Jika Anda seperti 62 persen orang Amerika, maka Anda mendapatkan sebagian besar berita harian dari media sosial. Facebook telah melakukan pekerjaan yang bagus dalam menarik perhatian Anda, tetapi soal memfilter berita hoax, mereka tampaknya masih belum begitu berhasil.

Setiap hari, headline-headline hoax muncul bersamaan dengan kabar-kabar dari sumber berita yang kredibel. Yang lebih parah lagi, kabar palsu dapat memprovokasi dan menarik ribuan like dan share, sehingga sulit bagi pembaca untuk mengetahui apakah suatu berita termasuk hoax atau tidak.

Programer Daniel Sieradski mengamati fenomena ini dan mencari jalan keluarnya. Ia pun menciptakan ekstensi Chrome yang diberi nama B.S. Detector, menurut laporanĀ Mashable. Setelah menginstal plug-in ini, pengguna Facebook akan melihat peringatan merah muncul di atas tulisan yang mengarah pada sumber-sumber yang meragukan. Outlet-outlet yang telah ditandai Sieradski mencakup berbagai situs berita palsu, situs satir, dan sumber-sumber yang tidak dapat dipercaya.

Namun ekstensi ini bukanlah penyaring hoax yang sempurna. B.S. Detector hanya mendeteksi situs, bukan isi dari artikel itu sendiri, dan hanya terbatas pada sumber yang diprogram Sieradski. Tapi ini menjadi awal yang baik bagi para pengguna Facebook untuk bersikap lebih kritis dan skeptis terhadap berita apapun yang muncul di berandanya.

Pihak Facebook sendiri kini mulai menindak konten-konten palsu. Mereka baru-baru ini mengumumkan bahwa situs berita hoax telah dilarang untuk menggunakan jaringan iklan mereka. Namun, para ahli tetap pesimis bahwa Facebook akan mengambil tindakan yang lebih serius terhadap masalah ini dalam waktu dekat.

Sementara itu, ada banyak langkah yang dapat dilakukan pengguna web untuk menghindari penyesatan informasi. Ketika membaca sebuah artikel, periksa kembali hal-hal seperti rincian biografi penulis, kutipan dan referensi, serta laporan asli untuk menilai apakah berita tersebut hoax atau tidak.

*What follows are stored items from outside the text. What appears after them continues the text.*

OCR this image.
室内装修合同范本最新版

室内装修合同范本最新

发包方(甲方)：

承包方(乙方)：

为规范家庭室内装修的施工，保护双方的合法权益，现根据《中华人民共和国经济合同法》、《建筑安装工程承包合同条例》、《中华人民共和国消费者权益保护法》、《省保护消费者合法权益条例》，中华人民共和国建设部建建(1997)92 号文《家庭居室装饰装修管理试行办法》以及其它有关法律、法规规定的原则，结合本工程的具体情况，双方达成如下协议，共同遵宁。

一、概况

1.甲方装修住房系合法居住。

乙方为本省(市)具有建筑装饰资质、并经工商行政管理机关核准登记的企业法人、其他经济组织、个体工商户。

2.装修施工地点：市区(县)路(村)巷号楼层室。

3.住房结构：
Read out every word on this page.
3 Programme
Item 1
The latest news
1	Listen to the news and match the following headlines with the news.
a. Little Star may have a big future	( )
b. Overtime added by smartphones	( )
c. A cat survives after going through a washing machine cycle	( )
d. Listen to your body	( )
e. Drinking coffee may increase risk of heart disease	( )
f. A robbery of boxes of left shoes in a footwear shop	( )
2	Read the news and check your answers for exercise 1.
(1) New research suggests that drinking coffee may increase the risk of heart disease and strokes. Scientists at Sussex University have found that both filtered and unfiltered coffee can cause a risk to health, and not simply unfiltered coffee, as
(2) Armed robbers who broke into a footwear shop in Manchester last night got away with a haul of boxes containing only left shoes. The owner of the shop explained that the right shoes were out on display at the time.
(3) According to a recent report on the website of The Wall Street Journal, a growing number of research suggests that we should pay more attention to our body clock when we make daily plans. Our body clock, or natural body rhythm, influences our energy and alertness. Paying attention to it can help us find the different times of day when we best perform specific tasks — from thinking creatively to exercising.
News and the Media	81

Jika Anda masih kurang yakin dengan apa yang baru saja Anda baca, maka segera lakukan pencarian singkat di Google untuk mengonfirmasi kebenaran berita tersebut. Yang pasti, ketika Anda membaca suatu berita di media sosial atau di blog, telusuri dulu kebenarannya sebelum membagikannya ke orang lain.